If underground communities have spent years developing caring and compassionate ways to respond to those having challenging experiences as a result of psychedelics, there is no reason we can’t find similar ways to infuse care and compassion into the way we respond to those having a difficult experience of psychosis. Fortunately, promising alternatives to crisis response have been developed in several places, focused on providing safe and compassionate care to those experiencing distress and in need of respite. These include, among others, the Open Dialogue model of care from Finland, CAHOOTS (Crisis Assistance Helping Out on the Streets) in Eugene, Oregon, and the Soteria House therapeautic community in Vermont.
These lessons may need to be taken up by psychiatry sooner rather than later, however.
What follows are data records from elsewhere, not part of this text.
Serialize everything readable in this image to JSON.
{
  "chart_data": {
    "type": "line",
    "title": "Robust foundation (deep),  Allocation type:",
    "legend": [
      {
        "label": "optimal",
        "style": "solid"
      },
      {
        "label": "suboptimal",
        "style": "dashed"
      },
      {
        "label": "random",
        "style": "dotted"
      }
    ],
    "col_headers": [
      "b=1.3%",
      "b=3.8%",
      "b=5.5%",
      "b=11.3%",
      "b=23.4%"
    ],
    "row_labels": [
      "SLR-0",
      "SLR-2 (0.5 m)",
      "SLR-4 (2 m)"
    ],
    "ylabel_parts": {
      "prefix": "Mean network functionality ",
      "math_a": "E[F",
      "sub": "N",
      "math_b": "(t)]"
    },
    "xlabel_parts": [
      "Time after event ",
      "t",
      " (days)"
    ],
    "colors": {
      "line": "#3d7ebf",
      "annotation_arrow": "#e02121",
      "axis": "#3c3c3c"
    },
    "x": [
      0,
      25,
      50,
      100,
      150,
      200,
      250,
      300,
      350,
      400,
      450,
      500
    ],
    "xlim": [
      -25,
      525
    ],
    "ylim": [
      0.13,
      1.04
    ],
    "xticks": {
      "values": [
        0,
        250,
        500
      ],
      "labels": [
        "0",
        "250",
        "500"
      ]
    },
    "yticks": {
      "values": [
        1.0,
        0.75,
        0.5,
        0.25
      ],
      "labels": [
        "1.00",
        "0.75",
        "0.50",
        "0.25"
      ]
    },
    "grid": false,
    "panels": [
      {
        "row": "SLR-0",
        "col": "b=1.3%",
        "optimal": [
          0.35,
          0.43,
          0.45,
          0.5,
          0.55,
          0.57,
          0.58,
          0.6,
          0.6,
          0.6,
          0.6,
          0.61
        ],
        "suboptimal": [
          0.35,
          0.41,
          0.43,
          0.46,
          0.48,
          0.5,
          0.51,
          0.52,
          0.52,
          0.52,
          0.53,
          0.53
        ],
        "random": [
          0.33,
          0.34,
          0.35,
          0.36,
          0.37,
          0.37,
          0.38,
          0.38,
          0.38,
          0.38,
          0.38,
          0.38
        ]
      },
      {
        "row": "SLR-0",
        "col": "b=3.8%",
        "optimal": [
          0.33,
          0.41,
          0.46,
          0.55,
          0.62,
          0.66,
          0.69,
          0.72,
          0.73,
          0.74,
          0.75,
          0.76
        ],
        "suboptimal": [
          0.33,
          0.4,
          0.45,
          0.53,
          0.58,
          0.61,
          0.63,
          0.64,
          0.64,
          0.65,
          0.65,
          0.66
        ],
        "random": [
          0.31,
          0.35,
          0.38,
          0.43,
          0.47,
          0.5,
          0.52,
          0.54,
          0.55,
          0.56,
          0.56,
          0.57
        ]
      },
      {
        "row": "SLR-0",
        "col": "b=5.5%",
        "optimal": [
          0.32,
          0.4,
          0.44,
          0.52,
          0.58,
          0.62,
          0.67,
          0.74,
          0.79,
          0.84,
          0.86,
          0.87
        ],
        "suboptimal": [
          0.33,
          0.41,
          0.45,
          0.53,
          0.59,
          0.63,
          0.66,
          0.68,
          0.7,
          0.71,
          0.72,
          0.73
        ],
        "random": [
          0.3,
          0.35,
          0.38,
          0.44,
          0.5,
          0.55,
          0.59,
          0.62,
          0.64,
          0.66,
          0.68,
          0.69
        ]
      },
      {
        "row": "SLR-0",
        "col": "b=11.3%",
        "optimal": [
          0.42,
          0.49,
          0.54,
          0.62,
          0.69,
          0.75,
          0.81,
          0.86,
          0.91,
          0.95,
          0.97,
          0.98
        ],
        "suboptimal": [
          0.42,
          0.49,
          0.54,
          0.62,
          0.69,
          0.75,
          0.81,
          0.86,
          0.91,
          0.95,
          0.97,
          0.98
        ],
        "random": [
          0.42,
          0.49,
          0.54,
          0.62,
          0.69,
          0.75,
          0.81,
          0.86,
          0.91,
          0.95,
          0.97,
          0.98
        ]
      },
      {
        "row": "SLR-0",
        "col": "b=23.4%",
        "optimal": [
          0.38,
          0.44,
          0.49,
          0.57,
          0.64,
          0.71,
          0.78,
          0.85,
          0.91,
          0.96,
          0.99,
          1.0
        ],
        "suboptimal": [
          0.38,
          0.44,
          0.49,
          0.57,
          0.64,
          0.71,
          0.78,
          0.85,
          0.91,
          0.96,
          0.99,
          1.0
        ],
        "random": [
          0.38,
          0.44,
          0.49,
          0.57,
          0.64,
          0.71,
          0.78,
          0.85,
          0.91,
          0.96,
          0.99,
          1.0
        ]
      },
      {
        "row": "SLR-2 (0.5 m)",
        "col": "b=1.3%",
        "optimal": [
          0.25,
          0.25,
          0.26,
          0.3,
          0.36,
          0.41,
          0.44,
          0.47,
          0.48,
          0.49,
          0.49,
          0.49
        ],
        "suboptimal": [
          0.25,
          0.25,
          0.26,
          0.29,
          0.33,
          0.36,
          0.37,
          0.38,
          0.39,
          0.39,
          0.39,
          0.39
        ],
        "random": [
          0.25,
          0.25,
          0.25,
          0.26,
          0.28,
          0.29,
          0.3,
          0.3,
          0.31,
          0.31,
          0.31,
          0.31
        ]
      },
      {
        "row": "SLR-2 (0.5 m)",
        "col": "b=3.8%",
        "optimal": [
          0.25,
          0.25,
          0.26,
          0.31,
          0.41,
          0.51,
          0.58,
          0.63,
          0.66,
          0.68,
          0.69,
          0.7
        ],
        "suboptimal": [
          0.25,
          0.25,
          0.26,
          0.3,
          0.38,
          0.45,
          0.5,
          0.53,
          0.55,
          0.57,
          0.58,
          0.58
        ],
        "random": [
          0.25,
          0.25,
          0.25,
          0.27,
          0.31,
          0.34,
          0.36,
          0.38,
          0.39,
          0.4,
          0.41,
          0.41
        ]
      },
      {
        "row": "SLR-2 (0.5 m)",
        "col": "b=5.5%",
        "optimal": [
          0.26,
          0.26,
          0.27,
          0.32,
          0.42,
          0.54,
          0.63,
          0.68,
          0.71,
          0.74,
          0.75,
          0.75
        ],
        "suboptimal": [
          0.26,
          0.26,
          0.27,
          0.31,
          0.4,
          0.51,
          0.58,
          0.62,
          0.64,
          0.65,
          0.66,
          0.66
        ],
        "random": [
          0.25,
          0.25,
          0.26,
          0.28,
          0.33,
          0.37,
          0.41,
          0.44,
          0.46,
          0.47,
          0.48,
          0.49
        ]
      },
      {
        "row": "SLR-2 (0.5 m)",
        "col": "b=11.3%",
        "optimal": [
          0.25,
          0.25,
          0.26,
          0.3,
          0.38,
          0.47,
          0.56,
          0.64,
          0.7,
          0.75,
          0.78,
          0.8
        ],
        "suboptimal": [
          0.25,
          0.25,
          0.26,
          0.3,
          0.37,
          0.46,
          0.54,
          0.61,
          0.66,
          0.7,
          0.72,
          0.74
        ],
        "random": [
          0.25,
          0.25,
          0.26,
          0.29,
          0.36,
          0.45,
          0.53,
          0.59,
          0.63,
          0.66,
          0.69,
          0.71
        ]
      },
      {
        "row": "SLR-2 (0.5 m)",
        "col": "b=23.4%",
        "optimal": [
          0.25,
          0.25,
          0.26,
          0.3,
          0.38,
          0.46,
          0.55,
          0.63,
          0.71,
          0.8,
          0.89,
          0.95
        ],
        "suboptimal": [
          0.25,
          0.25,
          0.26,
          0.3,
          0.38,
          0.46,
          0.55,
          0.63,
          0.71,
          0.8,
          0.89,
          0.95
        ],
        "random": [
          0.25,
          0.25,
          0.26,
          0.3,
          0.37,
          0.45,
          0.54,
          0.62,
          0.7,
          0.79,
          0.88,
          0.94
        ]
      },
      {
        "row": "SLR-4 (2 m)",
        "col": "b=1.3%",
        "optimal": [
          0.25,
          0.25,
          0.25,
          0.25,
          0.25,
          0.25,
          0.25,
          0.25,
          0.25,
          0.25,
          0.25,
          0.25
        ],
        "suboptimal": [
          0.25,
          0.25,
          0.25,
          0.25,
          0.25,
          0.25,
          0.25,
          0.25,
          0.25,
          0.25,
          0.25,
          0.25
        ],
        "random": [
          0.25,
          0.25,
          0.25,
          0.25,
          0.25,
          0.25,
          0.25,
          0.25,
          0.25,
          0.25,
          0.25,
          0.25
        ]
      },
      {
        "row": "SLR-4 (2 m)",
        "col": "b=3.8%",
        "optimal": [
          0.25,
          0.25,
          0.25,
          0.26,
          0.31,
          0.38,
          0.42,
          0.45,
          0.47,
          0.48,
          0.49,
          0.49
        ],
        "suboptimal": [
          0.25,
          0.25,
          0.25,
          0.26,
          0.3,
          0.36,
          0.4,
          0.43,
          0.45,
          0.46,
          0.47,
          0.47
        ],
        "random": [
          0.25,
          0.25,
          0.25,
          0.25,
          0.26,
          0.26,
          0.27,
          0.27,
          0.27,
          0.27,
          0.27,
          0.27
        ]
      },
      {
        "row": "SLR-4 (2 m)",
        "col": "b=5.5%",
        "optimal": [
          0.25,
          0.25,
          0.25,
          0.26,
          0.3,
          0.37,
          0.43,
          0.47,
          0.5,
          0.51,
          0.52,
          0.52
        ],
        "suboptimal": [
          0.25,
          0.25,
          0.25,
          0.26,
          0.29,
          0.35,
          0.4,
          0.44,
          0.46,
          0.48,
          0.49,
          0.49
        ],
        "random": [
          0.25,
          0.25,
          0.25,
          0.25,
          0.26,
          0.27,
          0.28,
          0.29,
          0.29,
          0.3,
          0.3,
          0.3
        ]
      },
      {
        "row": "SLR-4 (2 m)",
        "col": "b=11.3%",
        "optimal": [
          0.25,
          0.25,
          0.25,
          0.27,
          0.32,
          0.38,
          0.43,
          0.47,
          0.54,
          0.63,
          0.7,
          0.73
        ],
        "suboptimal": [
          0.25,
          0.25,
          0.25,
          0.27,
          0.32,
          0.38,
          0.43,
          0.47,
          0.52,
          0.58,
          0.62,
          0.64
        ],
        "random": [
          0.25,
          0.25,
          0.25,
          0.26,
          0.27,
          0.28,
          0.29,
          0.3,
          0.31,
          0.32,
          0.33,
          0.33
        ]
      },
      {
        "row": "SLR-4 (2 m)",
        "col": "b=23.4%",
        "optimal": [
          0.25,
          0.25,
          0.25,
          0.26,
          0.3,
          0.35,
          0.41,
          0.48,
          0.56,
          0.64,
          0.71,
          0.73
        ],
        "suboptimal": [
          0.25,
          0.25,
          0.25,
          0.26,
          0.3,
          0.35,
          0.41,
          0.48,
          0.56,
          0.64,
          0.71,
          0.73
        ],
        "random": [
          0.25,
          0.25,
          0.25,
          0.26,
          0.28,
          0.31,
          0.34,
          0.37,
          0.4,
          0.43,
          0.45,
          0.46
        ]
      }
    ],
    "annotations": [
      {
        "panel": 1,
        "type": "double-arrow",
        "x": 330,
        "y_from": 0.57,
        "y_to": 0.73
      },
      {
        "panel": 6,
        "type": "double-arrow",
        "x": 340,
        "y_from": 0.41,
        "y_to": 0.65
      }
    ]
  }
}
Increasing regulatory pressures mean that psychedelic research may not be able to hold on to these expansive and complex ways of thinking about psychedelic experiences.
In the coming years, as psychedelic science works hard to demonstrate that these drugs can fit the mould established by regulated treatments, these differences may disappear. Outcome measures required for approval by regulators include symptom checklists, with no space for measures related to mysticism or oneness with the universe. For regulatory approval, treatment approaches are required to be streamlined and replicable, leaving little room to examine the influence of set and setting; instead, treatment settings, timelines and practitioner trainings will become solidified along with dosages. And psychedelic first aid is unlikely to be funded on a massive scale; instead, as these drugs become regulated and swept up into the medical model, underground use, and underground responses to crises, may be pushed further into hiding.